Ukraine Security Assistance Initiative or USAI is a U.S. Department of Defense-led funding program to increase Ukraine's capacity to defend itself more effectively against Russian aggression through the further training of its Armed Forces, equipment, and advisory initiatives.

Overview 
Included in USAI packages were training, equipment, and advising activities, in order to improve Ukraine's defensive capabilities, such as marine domain awareness, operational safety, and capacity of Ukrainian Air Force facilities, as well as its lethality, command, control, and survivability. To counter Russian cyberattacks and misinformation, USAI also supports cyber defense and strategic communications.
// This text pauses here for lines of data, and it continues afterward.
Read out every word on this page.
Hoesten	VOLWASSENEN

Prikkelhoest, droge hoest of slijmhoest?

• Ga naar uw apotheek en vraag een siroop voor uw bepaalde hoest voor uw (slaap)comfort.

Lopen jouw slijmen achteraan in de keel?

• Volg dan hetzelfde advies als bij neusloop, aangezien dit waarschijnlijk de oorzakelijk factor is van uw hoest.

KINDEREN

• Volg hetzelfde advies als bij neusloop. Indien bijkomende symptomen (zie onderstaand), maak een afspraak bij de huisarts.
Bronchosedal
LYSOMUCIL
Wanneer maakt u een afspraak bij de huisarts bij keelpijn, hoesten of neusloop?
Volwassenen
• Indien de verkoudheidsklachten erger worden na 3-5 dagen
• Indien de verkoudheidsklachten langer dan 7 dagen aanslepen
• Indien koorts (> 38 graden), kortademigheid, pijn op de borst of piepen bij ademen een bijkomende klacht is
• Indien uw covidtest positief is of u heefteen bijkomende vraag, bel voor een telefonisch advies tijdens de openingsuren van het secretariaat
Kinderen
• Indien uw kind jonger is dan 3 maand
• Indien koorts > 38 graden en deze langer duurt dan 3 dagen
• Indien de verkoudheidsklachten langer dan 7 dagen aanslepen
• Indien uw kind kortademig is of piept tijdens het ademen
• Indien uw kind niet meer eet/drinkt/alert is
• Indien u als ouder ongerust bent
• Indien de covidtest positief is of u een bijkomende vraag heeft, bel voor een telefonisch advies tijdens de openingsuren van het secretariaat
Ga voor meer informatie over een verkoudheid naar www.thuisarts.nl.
The USAI, in collaboration with the United States Department of State, supports a wide range of security assistance activities, including, but not limited to, intelligence support, personnel training, equipment and logistics support, supplies, and other services.

Security Assistance Group Ukraine (SAGU) 
In 2022, SAGU was formed as a point of contact. By 21 July 2022, the EUCOM Control Center-Ukraine/International Donor Coordination Centre (ECCU/IDCC) a joint cell formed in March 2022 had trained 1,500 Ukrainian Armed Forces members on coalition-donated equipment. By 4 November 2022, the equipment shipments, and training measures of the Ukraine Contact Group had become repeatable enough to systematize in a Security Assistance Group Ukraine (SAGU), based in Wiesbaden, Germany. 
This long-term assistance command was initially staffed on an emergency basis by XVIII Airborne Corps commander Christopher T. Donohue.  SAGU's commander Lieutenant General Antonio Aguto (USA) was approved by the Senate on 22 December 2022.

By January 2023 500 Ukrainian soldiers per month were being trained.

Funding
The $3 billion dispersed through the initiative in August 2022 can be used to purchase equipment, arms, and ammunition directly from U.S. defense contractors.